I’ve gotta go nonstop / Gonna stay up ‘til we hit the top / Soon the other stiletto would drop / for the Sweethearts of Pop / Trying too hard to play the part / KV burned out like a shooting star / Bean [Gina] brought down by a broken heart / We were falling apart / The lines were blurred, the pace insane / I gotta save myself from this runaway train / Never even said goodbye Sweet Jane.
Wiedlin was the first to go. She didn’t like taking drugs anymore.
“I don’t think there’s anything wrong with it, except when people get addicted to them,” she says.
By then, Caffey was hiding a $300-plus-a-day heroin habit. In the spring of 1985, she went directly from playing a show in front of 250,000 people in Rio de Janiero to a room with 15 strangers in a South Pasadena rehab. When she was released, she quit the band. The record company pushed Carlisle forward as a solo artist; her first hit, “Mad About You,” had in fact been written for the fourth Go-Go’s album.
“I just thought it was the most insane thing in the world to break up,” Valentine says. “One in a million bands get to this point. I remember getting home and the phone rang and it was the L.A. Times wanting a comment, and I just thought, ‘My entire life has ended.’ ”

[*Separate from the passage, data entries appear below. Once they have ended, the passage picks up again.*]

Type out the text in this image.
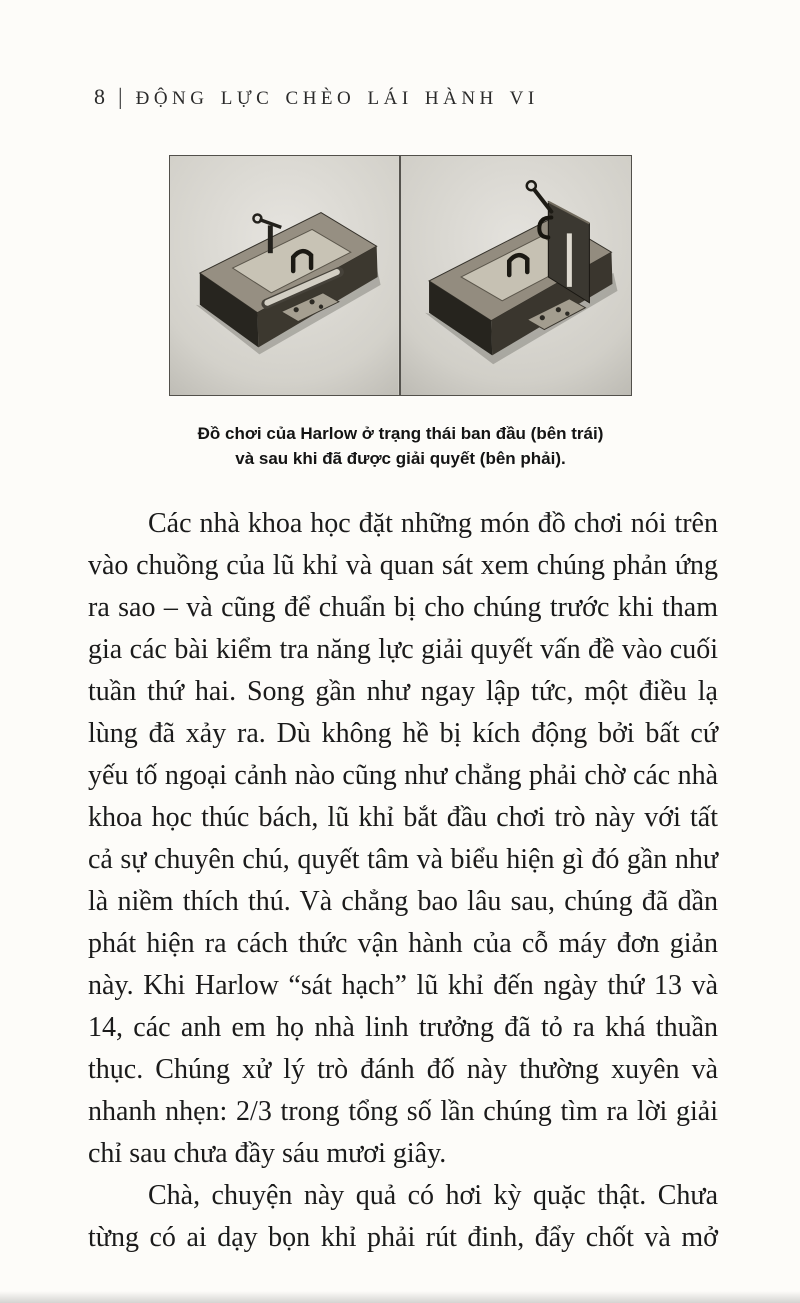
8 | ĐỘNG LỰC CHÈO LÁI HÀNH VI
Đồ chơi của Harlow ở trạng thái ban đầu (bên trái)
và sau khi đã được giải quyết (bên phải).

Các nhà khoa học đặt những món đồ chơi nói trên vào chuồng của lũ khỉ và quan sát xem chúng phản ứng ra sao – và cũng để chuẩn bị cho chúng trước khi tham gia các bài kiểm tra năng lực giải quyết vấn đề vào cuối tuần thứ hai. Song gần như ngay lập tức, một điều lạ lùng đã xảy ra. Dù không hề bị kích động bởi bất cứ yếu tố ngoại cảnh nào cũng như chẳng phải chờ các nhà khoa học thúc bách, lũ khỉ bắt đầu chơi trò này với tất cả sự chuyên chú, quyết tâm và biểu hiện gì đó gần như là niềm thích thú. Và chẳng bao lâu sau, chúng đã dần phát hiện ra cách thức vận hành của cỗ máy đơn giản này. Khi Harlow “sát hạch” lũ khỉ đến ngày thứ 13 và 14, các anh em họ nhà linh trưởng đã tỏ ra khá thuần thục. Chúng xử lý trò đánh đố này thường xuyên và nhanh nhẹn: 2/3 trong tổng số lần chúng tìm ra lời giải chỉ sau chưa đầy sáu mươi giây.

Chà, chuyện này quả có hơi kỳ quặc thật. Chưa từng có ai dạy bọn khỉ phải rút đinh, đẩy chốt và mở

In fact, it was just the beginning.
“I was devastated,” Schock says, “but in retrospect I actually got to live in the house that I had bought, see my friends and find me again.” All of the Go-Go’s have found themselves. Schock moved with her two dogs to San Francisco, “which is loaded with freaks, so I love it,” and is a music producer, currently working with the Australian group the Stone Parade.
Valentine is married, has a 4-year-old daughter and in September wrote and produced “Lightyears,” her first solo LP as a singer-guitarist. She is moving her family back to her native Austin.
“I came to L.A. 27 years ago, I got in a hit band and now I am cashing in my chips and taking my winnings home,” she says.
Carlisle has lived in France since the 1994 Northridge earthquake. Her son, she says, “is 14 going on 50.” Being a solo artist, she says, was a nerve-racking experience. “All of a sudden I went from being this cute, chubby Go-Go to being this sort of glamorous female pop singer, and I never was that. It just drove me nuts.” In January, she will release a CD of French chansons, covering Edith Piaf and Serge Gainsbourg.
“I still have a hard time believing this is my profession,” she says.
Wiedlin has recorded with the L.A. group Sparks, released solo records, done voiceover work and appeared in films including “Star Trek IV.” “The one with the whales,” she says of the film. “I was not one of the whales.”
Wiedlin and Caffey also wrote “But for the Grace of God,” a No. 1 country hit for Keith Urban. After a spell living with her husband in Costa Rica and Panama, Wiedlin divorced and moved back to Los Angeles. She also appeared on VH-1’s “The Surreal Life.” “It was like being a rat in a lab maze,” she says of the reality program. “They especially liked doing things to freak me out and make me cry.”
Caffey has never left L.A. She is married to Jeff McDonald of the L.A. group Redd Kross and is the mother of an 8-year-old. She’s formed a record label, Five Foot Two, with her sister-in-law, musician Anna Waronker. Recently she and Waronker wrote the score for a musical about ‘70s porn queen Linda Lovelace, which they expect to have its Los Angeles stage premiere this year.
“I am so lucky to be alive,” Caffey says. “There are not a lot of people that have been strung out on heroin that just get to completely re-create their life.” When they are together, it’s easy to forget all the “high drama,” as Schock puts it, that the Go-Go’s have endured.
There is baggage, to be sure, but they have learned when to speak their minds and when to hold their tongues. They have become, Caffey says, “a sisterhood, a marriage, a family.” The roller-coaster success of the Go-Go’s, Valentine adds, was “a hard-core education in relationships -- I’m a better wife and a better mother and a better friend because of the Go-Go’s.”
“We really do love each other,” Carlisle says. “There’s a chemistry and a magic, and it is not normal ... there has to be some sort of karmic reason for all of that.”
Today, the Go-Go’s are infinitely comfortable with who and what they are, individually and collectively. They operate as a five-woman comedy crew, as bawdy as you’d expect from women who once dressed in garbage bags but more like wacky moms when kids are around. After a quarter of a century, the Go-Go’s are so in tune with what makes them laugh that they practically speak in their own language. They joke that, although they have no plans to record, they want to call their next CD “Countdown to Menopause.” Last Sunday, the group played a short set at the radio station Star 98.7 (KYSR-FM). Richard Blade, the quintessential British import ‘80s DJ, asked them how they managed to look so young.
“We were pickled for quite a few years,” Carlisle demurred.
Their songs, however, remain fresh, as appealing to 5-year-old Hilary Duff fans as they are nostalgic for fiftysomething baby boomers.
“It’s amazing, seeing people of all different ages singing lyrics to songs we wrote when we were so young and thought we knew everything,” Caffey says. “We really captured a moment in time, and that moment has expanded into 25 years.”